By: Ryan Sterry, University of Wisconsin Extension
Much of the focus for beef cattle reproduction programs is on breeding cows in a timely fashion and narrowing the range of the calving window. There’s no getting around the fact that excessive days open, and open cows at calving season, cause considerable financial losses for cow/calf operations. Narrowing the calving window reduces variation in calf age, thus helping to produce a more uniform calf crop at market time.
However, sometimes things don’t go according to plan, especially when it comes to reproduction. A new twist to this old problem is the low inventory of the national beef cow herd, which in many markets is placing a premium on pregnant cows and heifers. This may bring about the temptation to try one more time on those cows that didn’t conceive during your normal breeding season. Extending the breeding season will have the carry over effect of transitioning a portion of the herd from Spring or Summer calving to a Fall calving season.
If you are considering breeding cows for a fall calving season, an early pregnancy diagnosis strategy is a must. Having a timely pregnancy check in place for the herd will give you the option of quickly re-breeding open cows or culling them. Those cows conceiving to the later breeding could be alternatively marketed as pregnant fall calving cows, or retained in your herd.

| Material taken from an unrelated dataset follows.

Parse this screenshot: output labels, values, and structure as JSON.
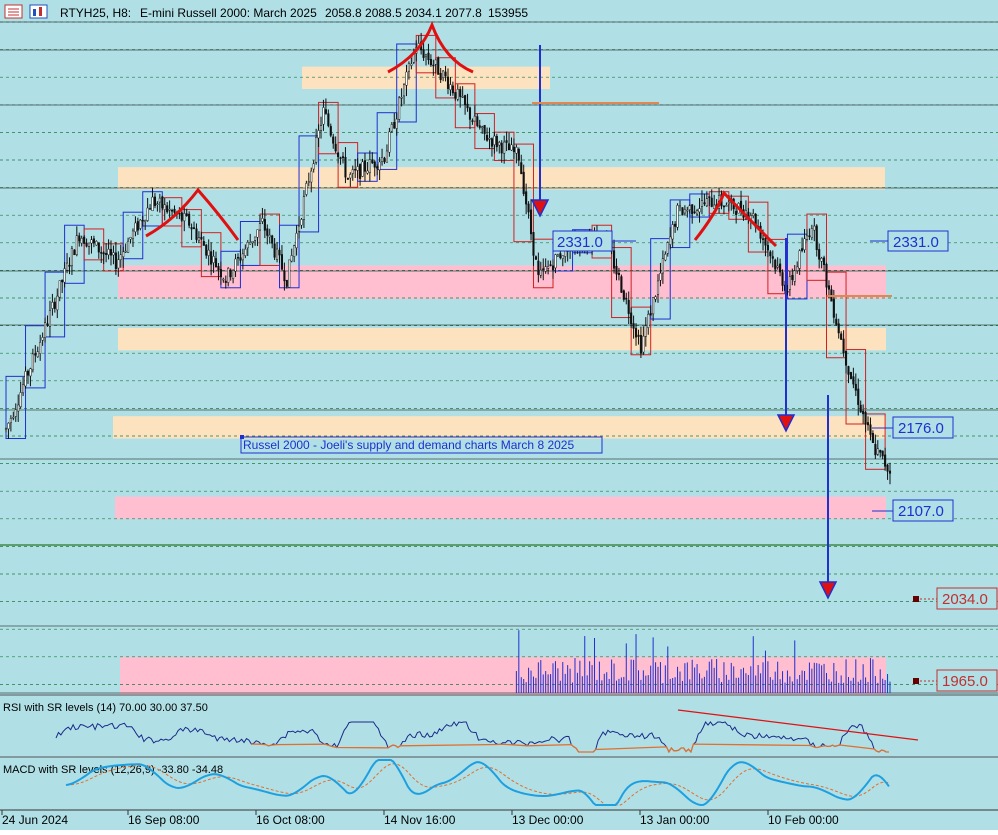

A University of Nebraska Extension article by Rick Rasby highlights the considerations of whether or not open cows should be exposed again for breeding or culled. Age of the cow, calving problems, udder and other structural problems, disposition, and inability to care for a calf should be taken in to account. Even if you have the ability to re-breed open cows, consideration should still be given to culling cows with these faults.
A partial budget is highly recommended to help make the decision to extend the breeding and calving season for your particular farm. A partial budget should account for added revenue, added expenses, and any decreases in revenue or expenses from making the change. If you are going to market cows as fall calving, is there enough of a price difference between pregnant fall calving cows and cull cows to justify the added expense? Do your traditional markets look for fall calving cows, or will you have to do research to find an alternative market?
If you are going to retain cows for fall calving, a partial budget is even more important. Along with the financial implications, it will mean significant management changes such as the time and labor of an added fall calving season, and managing nursing cows and calves through our winter environment. Snow, ice, and mud are Wisconsin winter realities, and you need to be prepared for how you will get mother and calf through them. Managing the nutrition of the fall calving herd is another consideration. Remember, fall calving cows will still be nursing calves through the winter and will require a higher plane of nutrition than our typical winter dry cow rations provide. An honest assessment of your availability of higher quality forages, the cost of necessary purchased feeds, adequate facilities to keep those animals clean and dry, and your ability to more intensively manage nutrition is a must.
There is a potential upside though to look at. Fall born calves can be marketed as feeders in early spring, a time at which feeder calf prices typically rising and there are fewer calves on the market to compete with. Or, if you have adequate availability of pasture, calves can be retained and grazed through the summer and marketed in the fall as yearlings. Depending on your operation, fall calving cows have summer pastures to recuperate on and regain condition. Also, fall calving cows will be bred again before the heat of summer.